Translation from "L'échelle du pouvoir"
"Power", supreme goal, object of fantasy! To have power is to dominate the others, to dominate the world, to make a sense of his own life instead of undergoing a prescribed sense...
In its pure state, power is the exercise of this authority that legitimacy gives to the man in power and which bows before him the head of subordinates: they will accept his decisions and obey his orders.
Power encompasses however different levels corresponding to various functions: distinguishing the powers of appointment, management and orientation will help to diagnose the behavior of a person in power.
One first form of power lies in the delegation of plots of legitimacy. The one who can appoint the officers, distribute roles and places, is like a lord to whom vassals swear loyalty.
The French president appoints ministers, prefects, heads of departments, directors of nationalized firms - and also, indirectly, of private companies in which the state has an influence. He spreads stars on the shoulders of the military. Political power has often been reduced to this appointment power: reading Les Rougon-Macquart or Lucien Leuwen, we see that it condescended in France's nineteenth century to the allocation of tobacco shops.
In a company, the CEO appoints executives and they choose, among the managers, those whose career will advance: the power of appointment ramifies like a tree.
Dreams and ambitions revolve around the one who holds this power, one speaks to him with the falsetto voice caused by a tightening of the throat. The wives of the ambitious, if beautiful, offer themselves sometimes to him to further the career of their husbands: the women of Fascist dignitaries subjected Mussolini to sexual overwork.
Management power is to "run the business" under existing procedures and structures. It is the power of the Secretary General of an agency, of operational managers and, sometimes, of the assistant of the CEO. It consists in ensuring a smooth process, monitoring indicators and, if necessary, initiating corrective action.
The proper functioning of the institution depends on how that power is exercised. Someone whose function is to "put oil in the wheels" may also, if he wants, put sand in order to block them.
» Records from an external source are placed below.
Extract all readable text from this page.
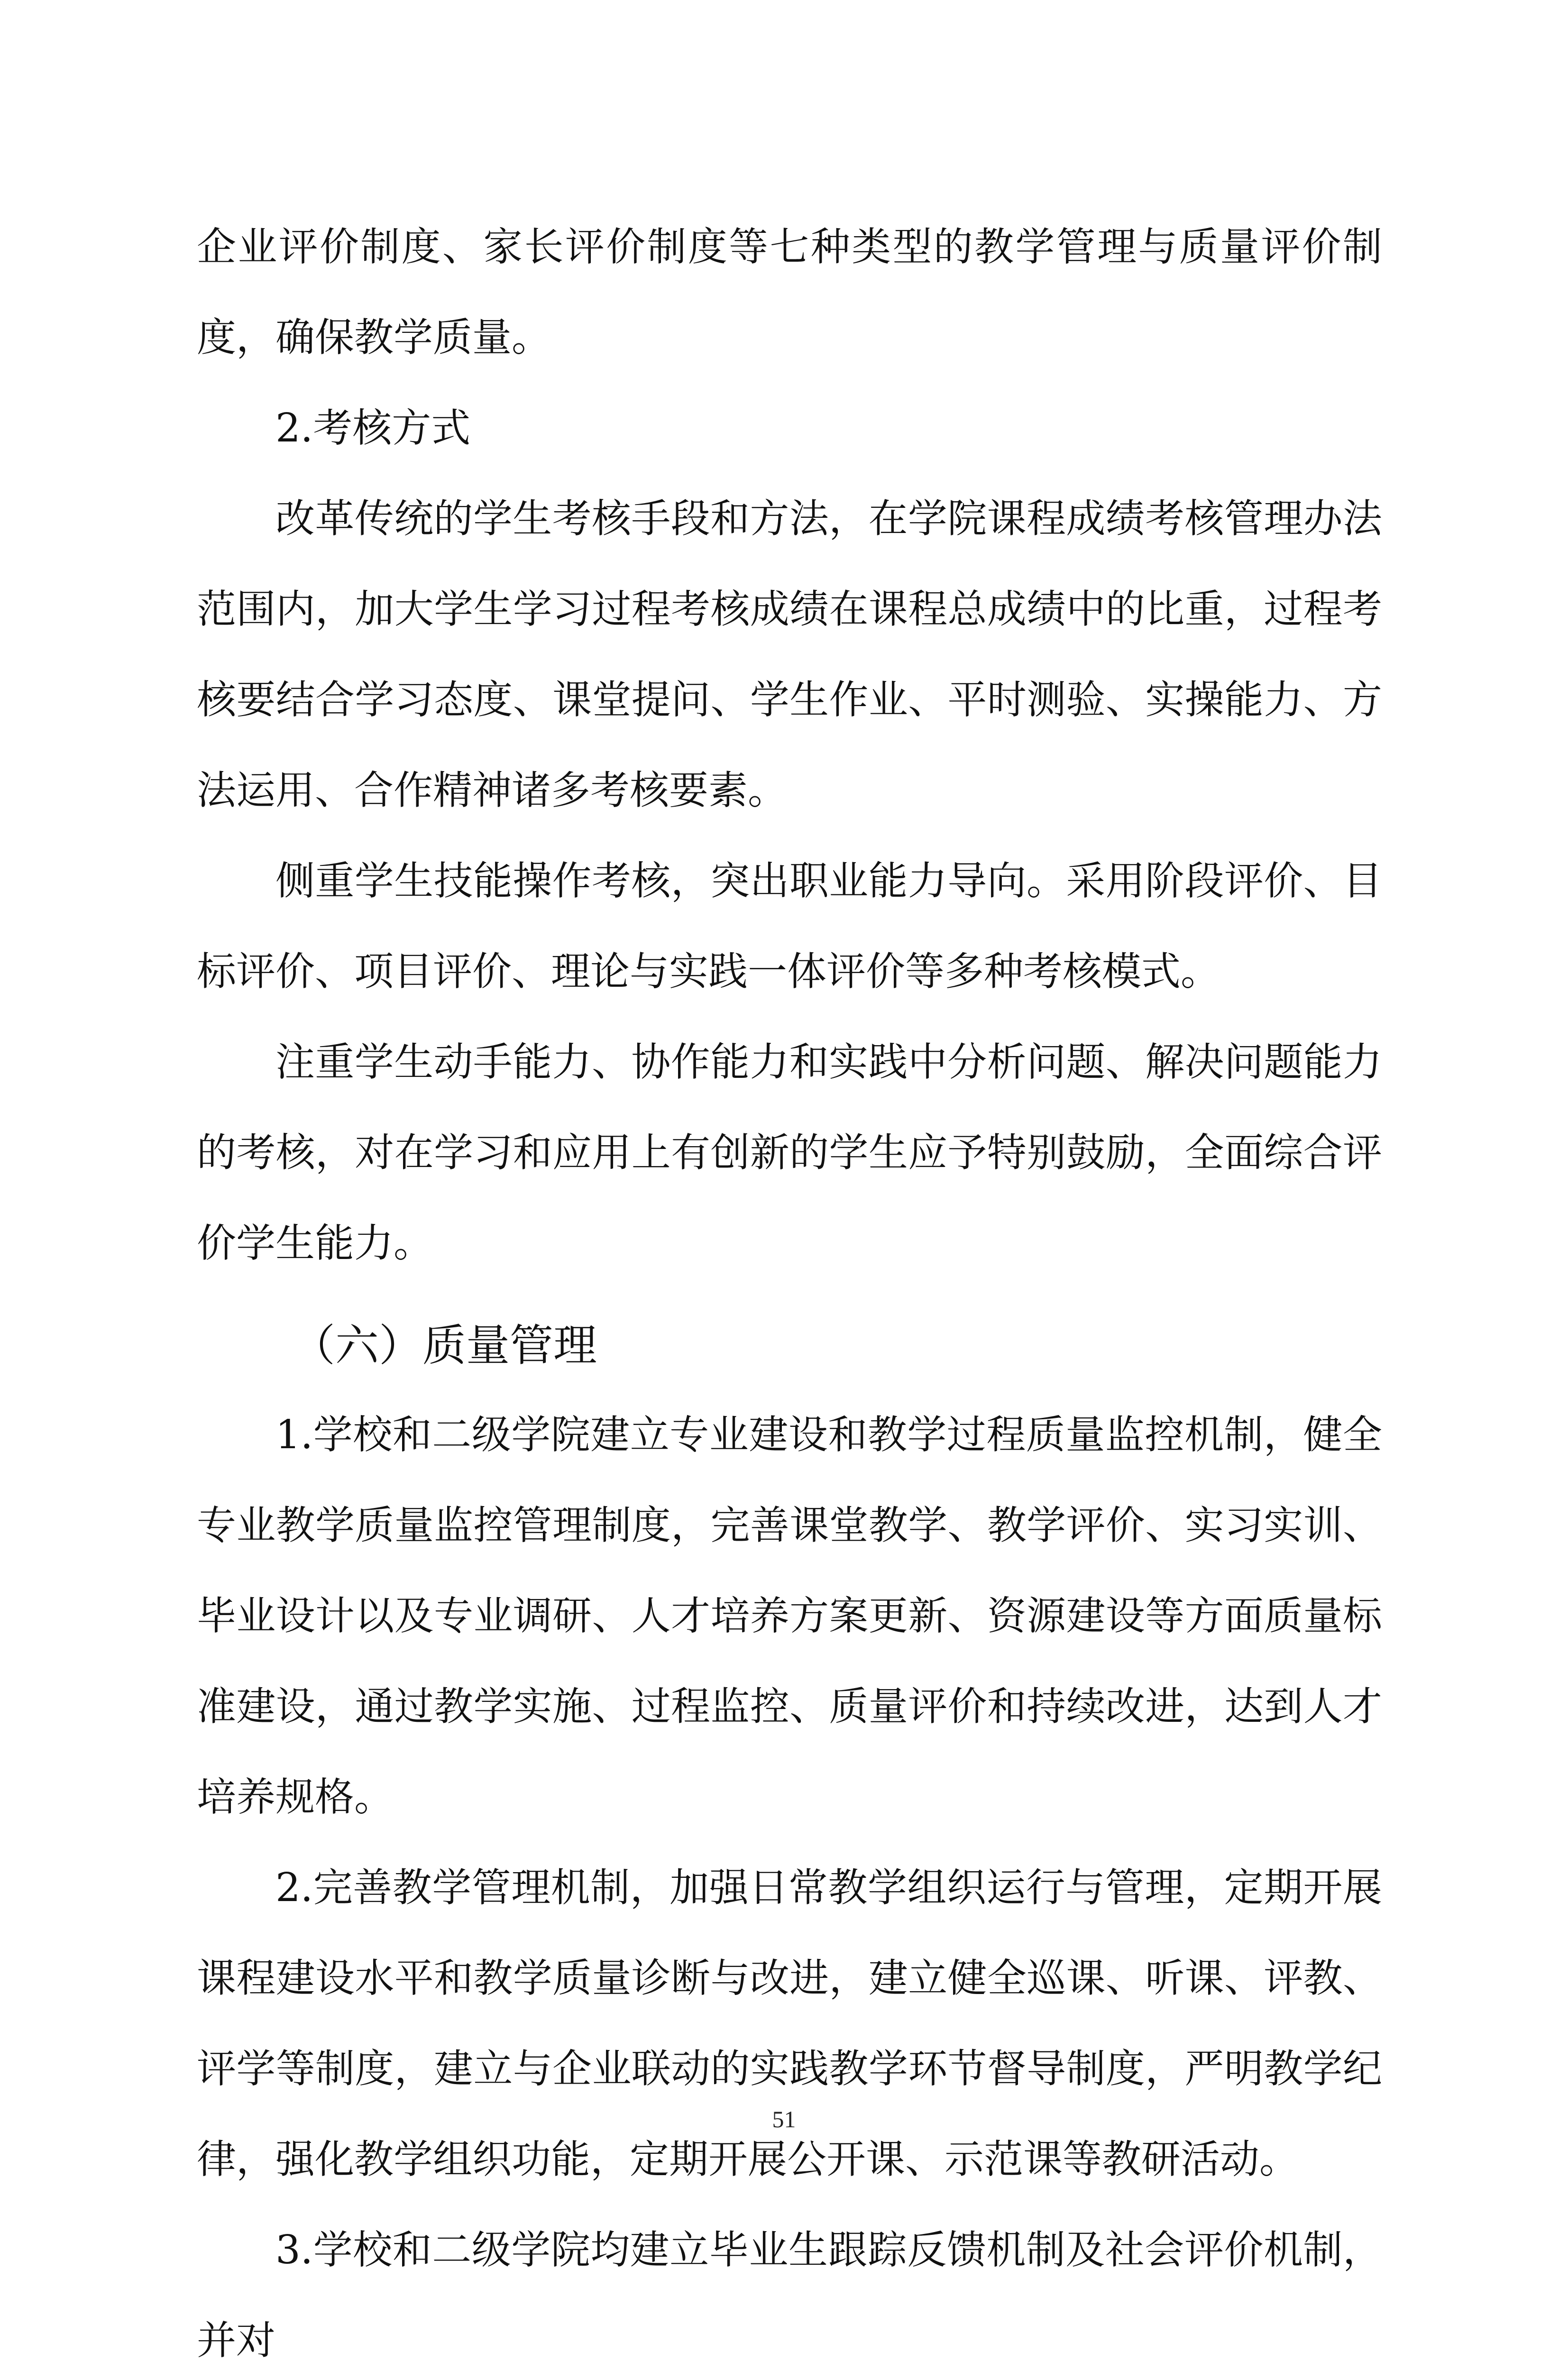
企业评价制度、家长评价制度等七种类型的教学管理与质量评价制度，确保教学质量。

2.考核方式

改革传统的学生考核手段和方法，在学院课程成绩考核管理办法范围内，加大学生学习过程考核成绩在课程总成绩中的比重，过程考核要结合学习态度、课堂提问、学生作业、平时测验、实操能力、方法运用、合作精神诸多考核要素。

侧重学生技能操作考核，突出职业能力导向。采用阶段评价、目标评价、项目评价、理论与实践一体评价等多种考核模式。

注重学生动手能力、协作能力和实践中分析问题、解决问题能力的考核，对在学习和应用上有创新的学生应予特别鼓励，全面综合评价学生能力。

（六）质量管理

1.学校和二级学院建立专业建设和教学过程质量监控机制，健全专业教学质量监控管理制度，完善课堂教学、教学评价、实习实训、毕业设计以及专业调研、人才培养方案更新、资源建设等方面质量标准建设，通过教学实施、过程监控、质量评价和持续改进，达到人才培养规格。

2.完善教学管理机制，加强日常教学组织运行与管理，定期开展课程建设水平和教学质量诊断与改进，建立健全巡课、听课、评教、评学等制度，建立与企业联动的实践教学环节督导制度，严明教学纪律，强化教学组织功能，定期开展公开课、示范课等教研活动。

3.学校和二级学院均建立毕业生跟踪反馈机制及社会评价机制，并对

51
Being in a position to promote or block a hiring, a command, he can also get in the delicious (and profitable) trading of mutual services.
Any institution (business, public service, government) runs a mission embodied in the positioning that defines the skills it employs, the techniques it uses, the products it develops, the customer segments it serves and the quality of service.
The definition of positioning requires that the institution selects and express an orientation and these selection and expression are the responsibility of the leader (President, Minister, Director, CEO etc.). He will say, for example, if the purpose of a business is to "create value for shareholders" or to "eliminate competition", to "satisfy and retain customers," to "be a leader on the world market", to "innovate" and so on.
The orientation is manifested by the words the leader addresses to the institution (they "make sense"), by the way he arbitrates between the projects provided by the different directions as well as by his daily decisions, whose persistent accumulation determines over time the positioning of the institution.
Orientation power is the most prominent and most effective form of power. It builds the foundation of legitimacy: if not oriented, every institution, every nation will indeed go astray.
Abuse of power
The man in power is well positioned to take personal advantage of his position. To dominate other people, to make them bend to his whim and to arbitrary and even absurd decisions, all this can give him a sensual pleasure.
He can also take advantage of his power to enrich oneself. Even if they comply with legal forms, the extravagant executive compensations which seem to be the norm today are in fact a predation: their amount correspond to a transfer of wealth rather than to a remuneration.
Relationship between the powers
The mission of a leader consists entirely in the orientation power, in relation to which management and appointment powers are only useful tools.
Sometimes a leader cannot or doesn't know how to exercise the orientation power. Then he retreats to the minutiae of management power or, worse, to the sole appointment power: while he does not fulfill his mission, he can remain important.
Distinguishing these three powers helps to evaluate the action of a leader. Does he give orientations? Are they firm or versatile? Are they embodied in practice, structures and procedures, or are they only loud voices that make air vibrate?
If the leader is not able of orienting, does he occupy his time with management? Or with appointments only?
Appointment power, before which so many people make the bow, can provide lively pleasures: it is perhaps for keeping the party going that Nicolas Sarkozy takes such a long time to nominate the prime minister.